4. Vos questions, nos réponses (FAQ)
• Est-ce que mon four à micro-ondes peut me parler ?
Non. Le rideau métallique et la grille de protection de votre appareil empêchent
les ondes de s'échapper. De plus, votre four émet des ondes continues pour cuire
le poulet, alors que l'effet Frey nécessite des ondes pulsées (des flashs
d'ondes très courts et intenses) pour créer l'onde de pression.
• Peut-on transmettre des mots entiers directement dans la tête ?

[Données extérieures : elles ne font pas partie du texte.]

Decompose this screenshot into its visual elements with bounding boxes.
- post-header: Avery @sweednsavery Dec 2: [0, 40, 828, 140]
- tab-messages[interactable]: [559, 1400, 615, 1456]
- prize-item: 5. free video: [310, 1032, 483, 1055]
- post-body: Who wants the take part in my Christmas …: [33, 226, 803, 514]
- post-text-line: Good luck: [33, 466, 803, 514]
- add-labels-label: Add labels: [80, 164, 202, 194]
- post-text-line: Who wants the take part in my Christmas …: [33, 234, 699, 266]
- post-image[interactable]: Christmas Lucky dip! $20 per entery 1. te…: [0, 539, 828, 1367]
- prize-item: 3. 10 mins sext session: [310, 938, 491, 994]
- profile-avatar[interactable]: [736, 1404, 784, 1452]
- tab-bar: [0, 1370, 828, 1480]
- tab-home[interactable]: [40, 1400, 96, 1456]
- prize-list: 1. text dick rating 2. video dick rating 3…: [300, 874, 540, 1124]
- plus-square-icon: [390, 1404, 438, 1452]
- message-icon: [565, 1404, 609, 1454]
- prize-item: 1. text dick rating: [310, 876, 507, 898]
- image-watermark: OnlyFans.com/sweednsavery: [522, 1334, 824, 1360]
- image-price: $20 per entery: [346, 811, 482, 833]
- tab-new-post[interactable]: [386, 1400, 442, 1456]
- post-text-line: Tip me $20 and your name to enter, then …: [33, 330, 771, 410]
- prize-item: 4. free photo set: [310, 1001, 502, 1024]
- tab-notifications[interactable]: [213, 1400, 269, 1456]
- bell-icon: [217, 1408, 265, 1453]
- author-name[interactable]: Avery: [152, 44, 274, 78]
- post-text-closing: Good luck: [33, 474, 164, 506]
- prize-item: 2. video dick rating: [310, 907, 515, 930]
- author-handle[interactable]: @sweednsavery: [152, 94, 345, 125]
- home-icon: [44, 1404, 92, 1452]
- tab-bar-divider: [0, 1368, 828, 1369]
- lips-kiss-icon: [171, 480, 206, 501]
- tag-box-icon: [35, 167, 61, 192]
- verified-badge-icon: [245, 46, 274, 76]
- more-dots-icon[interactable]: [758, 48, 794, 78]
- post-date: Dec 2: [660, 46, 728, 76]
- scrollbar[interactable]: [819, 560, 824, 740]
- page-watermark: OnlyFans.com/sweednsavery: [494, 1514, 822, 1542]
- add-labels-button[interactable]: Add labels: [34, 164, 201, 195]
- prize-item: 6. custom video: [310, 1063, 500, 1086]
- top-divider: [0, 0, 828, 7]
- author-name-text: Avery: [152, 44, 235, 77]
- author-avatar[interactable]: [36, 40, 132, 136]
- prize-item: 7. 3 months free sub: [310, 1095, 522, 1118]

Théoriquement, oui. En modulant la fréquence et la forme des impulsions, des
chercheurs de l'armée américaine ont réussi, lors d'expériences ultérieures, à
faire percevoir des chiffres ou des mots simples. C'est le concept ultime du
"faisceau vocal", idéal pour rendre quelqu'un fou ou lui vendre une assurance
auto directement dans son sommeil.
• Est-ce dangereux ?
L'effet en lui-même utilise des puissances thermiques si faibles qu'elles ne
cuisent pas le cerveau (heureusement). En revanche, une exposition prolongée à
de très fortes doses d'ondes pulsées peut causer des lésions dues aux
micro-ondes. C'est pourquoi les normes d'exposition surveillent de près ces
fréquences.
Voyons à présent ce qui concerne les
armes à énergie dirigée.
Partie 1 : Les armes à
énergie dirigée (DEW) – Quand la lumière devient un projectile
Dans l'imaginaire collectif, une arme tire un morceau de métal à haute
vitesse. Les armes à énergie dirigée (ou Directed Energy Weapons),
elles, s'affranchissent des balles pour transférer de l'énergie
directement sur une cible à la vitesse de la lumière (300 000 km/s).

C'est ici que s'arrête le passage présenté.